Limitations. While this study indicates a potential benefit of probiotics in reducing AAD, it has notable limitations requiring cautious interpretation. Expert opinions from study authors could have clarified methodological issues, but this was not pursued. The small number of included studies, attributed to strict eligibility criteria, limits generalizability. Additionally, determining probiotics’ impact on severity and duration of diarrhea, hospitalization length, and quality of life would enhance clinical utility, but many studies lacked such data, hindering comprehensive analysis.

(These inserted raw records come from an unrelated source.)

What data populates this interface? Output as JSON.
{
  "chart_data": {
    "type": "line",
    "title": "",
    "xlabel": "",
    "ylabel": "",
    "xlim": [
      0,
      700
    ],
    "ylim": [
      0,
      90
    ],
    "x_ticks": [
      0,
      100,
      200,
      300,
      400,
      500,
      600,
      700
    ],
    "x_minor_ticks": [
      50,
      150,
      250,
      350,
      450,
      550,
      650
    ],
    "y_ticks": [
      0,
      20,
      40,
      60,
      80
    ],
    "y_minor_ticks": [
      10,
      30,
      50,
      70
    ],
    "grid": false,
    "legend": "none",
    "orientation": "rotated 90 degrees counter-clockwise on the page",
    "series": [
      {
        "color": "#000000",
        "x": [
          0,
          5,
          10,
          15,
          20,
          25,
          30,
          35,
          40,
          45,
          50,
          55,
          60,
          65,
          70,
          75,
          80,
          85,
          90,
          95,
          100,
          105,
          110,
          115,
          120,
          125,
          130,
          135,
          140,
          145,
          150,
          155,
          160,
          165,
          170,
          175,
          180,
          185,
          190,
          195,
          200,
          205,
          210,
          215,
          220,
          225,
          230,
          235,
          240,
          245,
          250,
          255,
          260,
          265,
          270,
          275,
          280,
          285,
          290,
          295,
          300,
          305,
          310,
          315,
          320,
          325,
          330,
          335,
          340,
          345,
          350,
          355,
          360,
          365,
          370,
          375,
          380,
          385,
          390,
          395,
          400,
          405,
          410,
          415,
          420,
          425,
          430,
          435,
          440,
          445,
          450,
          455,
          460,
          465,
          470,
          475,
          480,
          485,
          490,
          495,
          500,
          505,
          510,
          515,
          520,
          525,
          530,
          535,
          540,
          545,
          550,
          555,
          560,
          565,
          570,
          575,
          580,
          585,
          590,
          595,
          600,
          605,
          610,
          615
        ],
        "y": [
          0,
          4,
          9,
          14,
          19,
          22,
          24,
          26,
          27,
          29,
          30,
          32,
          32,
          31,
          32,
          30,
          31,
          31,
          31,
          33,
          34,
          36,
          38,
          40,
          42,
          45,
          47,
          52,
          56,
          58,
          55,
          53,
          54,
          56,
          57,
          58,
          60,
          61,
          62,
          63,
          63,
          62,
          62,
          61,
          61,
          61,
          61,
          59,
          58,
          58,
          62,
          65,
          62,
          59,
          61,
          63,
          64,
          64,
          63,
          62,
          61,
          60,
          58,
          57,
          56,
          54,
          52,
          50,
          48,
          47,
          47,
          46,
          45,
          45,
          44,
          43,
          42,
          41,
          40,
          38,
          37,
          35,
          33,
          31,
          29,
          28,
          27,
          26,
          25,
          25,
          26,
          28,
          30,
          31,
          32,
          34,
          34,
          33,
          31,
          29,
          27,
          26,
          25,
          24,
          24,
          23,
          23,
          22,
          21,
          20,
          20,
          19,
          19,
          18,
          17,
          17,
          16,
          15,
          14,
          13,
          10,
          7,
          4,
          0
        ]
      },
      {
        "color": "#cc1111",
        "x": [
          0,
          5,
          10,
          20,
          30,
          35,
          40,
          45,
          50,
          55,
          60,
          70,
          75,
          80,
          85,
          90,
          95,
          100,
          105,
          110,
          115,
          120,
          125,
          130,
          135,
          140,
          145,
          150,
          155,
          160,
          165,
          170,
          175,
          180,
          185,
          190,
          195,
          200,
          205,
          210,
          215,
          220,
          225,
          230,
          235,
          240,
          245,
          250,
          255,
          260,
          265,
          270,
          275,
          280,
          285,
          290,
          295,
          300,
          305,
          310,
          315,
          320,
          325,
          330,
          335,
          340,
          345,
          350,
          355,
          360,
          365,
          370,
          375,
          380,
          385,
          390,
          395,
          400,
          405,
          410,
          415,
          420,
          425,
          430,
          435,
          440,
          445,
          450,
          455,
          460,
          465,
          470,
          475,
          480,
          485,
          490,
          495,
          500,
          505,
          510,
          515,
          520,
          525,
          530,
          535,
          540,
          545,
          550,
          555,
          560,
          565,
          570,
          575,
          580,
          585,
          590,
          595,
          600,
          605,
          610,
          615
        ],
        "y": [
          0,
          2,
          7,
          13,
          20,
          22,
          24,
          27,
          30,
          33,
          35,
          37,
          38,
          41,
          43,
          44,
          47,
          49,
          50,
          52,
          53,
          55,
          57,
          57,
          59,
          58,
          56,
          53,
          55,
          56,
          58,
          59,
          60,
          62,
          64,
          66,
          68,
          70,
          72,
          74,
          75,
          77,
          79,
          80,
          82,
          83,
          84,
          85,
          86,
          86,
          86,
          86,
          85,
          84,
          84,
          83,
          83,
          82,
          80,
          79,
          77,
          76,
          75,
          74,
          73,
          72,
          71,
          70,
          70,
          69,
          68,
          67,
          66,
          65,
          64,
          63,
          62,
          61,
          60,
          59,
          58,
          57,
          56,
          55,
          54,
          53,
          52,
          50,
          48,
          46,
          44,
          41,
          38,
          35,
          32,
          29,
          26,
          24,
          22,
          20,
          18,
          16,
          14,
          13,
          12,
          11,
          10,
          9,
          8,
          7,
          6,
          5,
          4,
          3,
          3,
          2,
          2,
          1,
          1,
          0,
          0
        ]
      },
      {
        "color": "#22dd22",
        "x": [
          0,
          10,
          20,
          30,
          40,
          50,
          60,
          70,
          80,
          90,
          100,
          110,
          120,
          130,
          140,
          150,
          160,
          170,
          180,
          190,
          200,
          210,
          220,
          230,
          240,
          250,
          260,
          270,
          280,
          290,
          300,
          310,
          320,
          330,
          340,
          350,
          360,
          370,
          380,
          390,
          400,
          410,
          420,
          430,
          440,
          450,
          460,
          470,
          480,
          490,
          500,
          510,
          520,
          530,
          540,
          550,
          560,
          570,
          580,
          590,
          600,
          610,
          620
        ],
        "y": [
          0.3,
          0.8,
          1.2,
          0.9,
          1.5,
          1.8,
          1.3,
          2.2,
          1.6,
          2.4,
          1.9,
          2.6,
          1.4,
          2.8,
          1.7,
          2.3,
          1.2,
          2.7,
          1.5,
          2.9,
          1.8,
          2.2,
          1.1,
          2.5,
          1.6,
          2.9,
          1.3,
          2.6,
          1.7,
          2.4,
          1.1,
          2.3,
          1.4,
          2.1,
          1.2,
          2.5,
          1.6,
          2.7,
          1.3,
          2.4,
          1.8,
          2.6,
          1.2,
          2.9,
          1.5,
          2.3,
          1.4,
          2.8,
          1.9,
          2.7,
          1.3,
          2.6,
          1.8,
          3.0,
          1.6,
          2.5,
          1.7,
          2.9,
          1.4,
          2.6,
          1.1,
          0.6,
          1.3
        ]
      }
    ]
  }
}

Future prospects. This review underscores the potential of probiotics, suggesting that future trials should enroll sufficiently powered samples of at least 180 participants per arm to detect significant effects and clarify optimal dosage. Further research is also needed for identification of populations that benefit most from probiotics, determine superior probiotic strains, and explore their interactions with specific antibiotics.
In conclusion, our review of 15 studies found that probiotic use reduces the incidence of AAD and CDI. Pooled outcomes have demonstrated the beneficial effect of higher doses and multistrain combinations across the adult age span. Wide availability and their low cost lend credibility for their adjunctive use in ameliorating diarrheal episodes associated with antibiotic use.